“Rethink the way we treat animals.”
A monument paying tribute to animals who died during wars, primarily the First World War, was inaugurated Tuesday in a Paris square, more than five years after the project was approved.
The horizon blue silhouettes - the color of the Poilus' outfit - of a horse, a donkey, a dog and a soldier holding a pigeon now stand in the elegant Boucicaut square, located between Le Bon Marché and the Lutetia hotel, left bank, in the 7th arrondissement.
It was a few steps away, on Boulevard Raspail, that the dog Vitrier was found at the end of August 1914, at the start of the war,
“weakened, returning from the front, having lost track of the 26th battalion (.. .) to which he was attached”
, recalls the explanatory plaque.
Eleven million equines, 100,000 dogs and 250,000 pigeons perished during the Great War while
“playing an essential role”
, it is recalled: transport of military equipment, food or mail, relief and even aerial photography... For The Paris Animaux Zoopolis (PAZ) association is the culmination of
“five years of relentless campaigning”
, initiated in 2018 for the centenary of the Armistice.

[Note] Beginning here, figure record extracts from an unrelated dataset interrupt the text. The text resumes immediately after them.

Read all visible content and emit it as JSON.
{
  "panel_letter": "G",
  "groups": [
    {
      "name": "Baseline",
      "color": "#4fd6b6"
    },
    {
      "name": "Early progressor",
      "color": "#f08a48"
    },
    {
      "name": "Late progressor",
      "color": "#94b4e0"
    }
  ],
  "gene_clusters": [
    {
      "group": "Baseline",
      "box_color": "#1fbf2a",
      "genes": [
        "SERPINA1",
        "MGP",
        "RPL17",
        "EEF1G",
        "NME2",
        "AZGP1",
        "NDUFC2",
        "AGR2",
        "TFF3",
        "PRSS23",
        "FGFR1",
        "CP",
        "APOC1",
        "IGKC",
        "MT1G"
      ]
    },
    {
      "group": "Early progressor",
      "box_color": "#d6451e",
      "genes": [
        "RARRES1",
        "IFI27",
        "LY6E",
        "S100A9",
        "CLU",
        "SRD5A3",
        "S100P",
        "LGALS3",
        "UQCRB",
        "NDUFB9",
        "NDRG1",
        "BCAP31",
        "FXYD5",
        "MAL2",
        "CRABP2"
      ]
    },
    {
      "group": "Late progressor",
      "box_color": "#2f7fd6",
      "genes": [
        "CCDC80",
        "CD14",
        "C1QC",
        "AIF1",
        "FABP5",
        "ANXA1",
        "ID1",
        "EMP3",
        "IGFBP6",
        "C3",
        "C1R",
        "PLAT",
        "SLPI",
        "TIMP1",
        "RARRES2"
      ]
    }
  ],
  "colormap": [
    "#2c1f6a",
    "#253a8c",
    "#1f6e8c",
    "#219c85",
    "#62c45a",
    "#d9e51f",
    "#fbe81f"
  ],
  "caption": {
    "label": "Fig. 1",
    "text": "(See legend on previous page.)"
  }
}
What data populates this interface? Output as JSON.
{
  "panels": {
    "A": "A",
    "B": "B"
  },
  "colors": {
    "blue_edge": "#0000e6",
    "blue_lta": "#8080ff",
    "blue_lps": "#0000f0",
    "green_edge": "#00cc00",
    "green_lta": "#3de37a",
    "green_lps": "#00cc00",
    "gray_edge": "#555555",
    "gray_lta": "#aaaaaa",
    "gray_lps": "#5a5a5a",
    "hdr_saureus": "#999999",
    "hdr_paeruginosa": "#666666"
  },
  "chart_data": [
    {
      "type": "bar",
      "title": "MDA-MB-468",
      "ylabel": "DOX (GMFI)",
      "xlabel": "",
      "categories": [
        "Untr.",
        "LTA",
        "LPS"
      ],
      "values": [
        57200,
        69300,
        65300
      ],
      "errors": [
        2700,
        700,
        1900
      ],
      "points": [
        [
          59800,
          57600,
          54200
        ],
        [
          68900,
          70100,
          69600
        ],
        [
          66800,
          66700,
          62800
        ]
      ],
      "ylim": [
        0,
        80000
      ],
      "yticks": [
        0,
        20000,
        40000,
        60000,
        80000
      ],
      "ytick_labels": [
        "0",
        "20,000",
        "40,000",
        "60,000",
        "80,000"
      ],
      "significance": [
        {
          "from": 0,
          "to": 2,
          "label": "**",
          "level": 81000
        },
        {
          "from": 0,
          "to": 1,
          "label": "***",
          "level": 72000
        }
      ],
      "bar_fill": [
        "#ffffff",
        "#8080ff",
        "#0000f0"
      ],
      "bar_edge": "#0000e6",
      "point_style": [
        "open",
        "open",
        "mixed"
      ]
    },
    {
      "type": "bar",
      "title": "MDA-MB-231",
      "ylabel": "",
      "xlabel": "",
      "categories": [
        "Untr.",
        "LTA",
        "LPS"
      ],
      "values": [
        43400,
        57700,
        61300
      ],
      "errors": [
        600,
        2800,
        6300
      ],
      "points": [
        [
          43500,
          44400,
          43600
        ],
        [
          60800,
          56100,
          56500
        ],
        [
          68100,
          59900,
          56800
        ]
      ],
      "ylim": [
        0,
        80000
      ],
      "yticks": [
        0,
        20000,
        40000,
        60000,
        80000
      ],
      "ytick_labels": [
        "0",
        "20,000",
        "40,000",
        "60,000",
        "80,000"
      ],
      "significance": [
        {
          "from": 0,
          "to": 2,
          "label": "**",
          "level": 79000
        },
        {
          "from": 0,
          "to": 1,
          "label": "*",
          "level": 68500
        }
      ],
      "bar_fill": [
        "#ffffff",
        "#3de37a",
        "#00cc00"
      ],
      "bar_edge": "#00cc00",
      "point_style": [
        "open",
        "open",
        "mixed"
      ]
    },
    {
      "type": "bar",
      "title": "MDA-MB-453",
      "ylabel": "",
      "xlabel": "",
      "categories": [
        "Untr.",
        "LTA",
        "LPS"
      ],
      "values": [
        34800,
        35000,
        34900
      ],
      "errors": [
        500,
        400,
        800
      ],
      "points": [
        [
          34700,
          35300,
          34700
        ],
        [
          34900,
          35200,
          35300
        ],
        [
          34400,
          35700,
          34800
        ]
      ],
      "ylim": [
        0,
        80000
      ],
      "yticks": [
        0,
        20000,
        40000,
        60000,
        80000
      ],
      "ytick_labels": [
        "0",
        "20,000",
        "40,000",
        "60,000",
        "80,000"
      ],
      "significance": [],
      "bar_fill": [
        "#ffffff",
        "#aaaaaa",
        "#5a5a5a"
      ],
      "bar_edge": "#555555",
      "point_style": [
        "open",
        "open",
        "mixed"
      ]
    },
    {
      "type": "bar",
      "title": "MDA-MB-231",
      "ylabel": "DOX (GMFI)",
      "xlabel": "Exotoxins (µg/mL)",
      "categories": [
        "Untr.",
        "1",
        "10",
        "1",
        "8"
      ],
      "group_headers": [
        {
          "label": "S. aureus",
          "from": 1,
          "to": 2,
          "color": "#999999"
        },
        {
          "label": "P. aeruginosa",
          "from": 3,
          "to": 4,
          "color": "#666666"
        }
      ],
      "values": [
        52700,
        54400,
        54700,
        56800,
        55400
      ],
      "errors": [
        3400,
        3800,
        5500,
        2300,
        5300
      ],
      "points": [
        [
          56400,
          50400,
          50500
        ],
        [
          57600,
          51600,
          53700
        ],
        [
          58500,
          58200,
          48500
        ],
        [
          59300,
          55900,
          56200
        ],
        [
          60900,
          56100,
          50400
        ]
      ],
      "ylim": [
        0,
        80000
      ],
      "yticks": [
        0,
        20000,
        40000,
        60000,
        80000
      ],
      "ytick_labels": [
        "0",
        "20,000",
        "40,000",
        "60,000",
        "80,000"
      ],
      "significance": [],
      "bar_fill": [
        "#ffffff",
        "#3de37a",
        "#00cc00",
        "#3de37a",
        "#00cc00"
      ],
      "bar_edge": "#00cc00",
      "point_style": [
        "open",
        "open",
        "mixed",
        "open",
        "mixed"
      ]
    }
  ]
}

Monuments “reserved for humans”
If a wish was quickly adopted unanimously by the Council of Paris,
“elected officials opposed”
such a monument because they believed
“that monuments were reserved for humans
,” its co-founder Amandine Sanvisens told AFP. .
For Laurence Patrice, deputy (PCF) for memory, PAZ
“wanted that the place be linked to a historic location, which limited the choice”
and explains the half-decade that passed for the project to come to fruition.
“The support of the President of French Remembrance”
, guarantor of the memory of the soldiers who died for France,
“was decisive”
, says Sanvisens, recalling that Paris thus joins municipalities in the north-east of France and, at the same time, abroad, some pioneering capitals: Ottawa, Canberra, London and Brussels.
“For around twenty years, the Anglo-Saxons have developed another memory where the animal takes on its own personality
,” remarks Serge Barcellini, general president of French Souvenir.
For Amandine Sanvisens,
“this monument is an opportunity to rethink the way we treat animals”
.
Two plaques paying tribute to the horses requisitioned during the 1914-18 war already exist in Paris.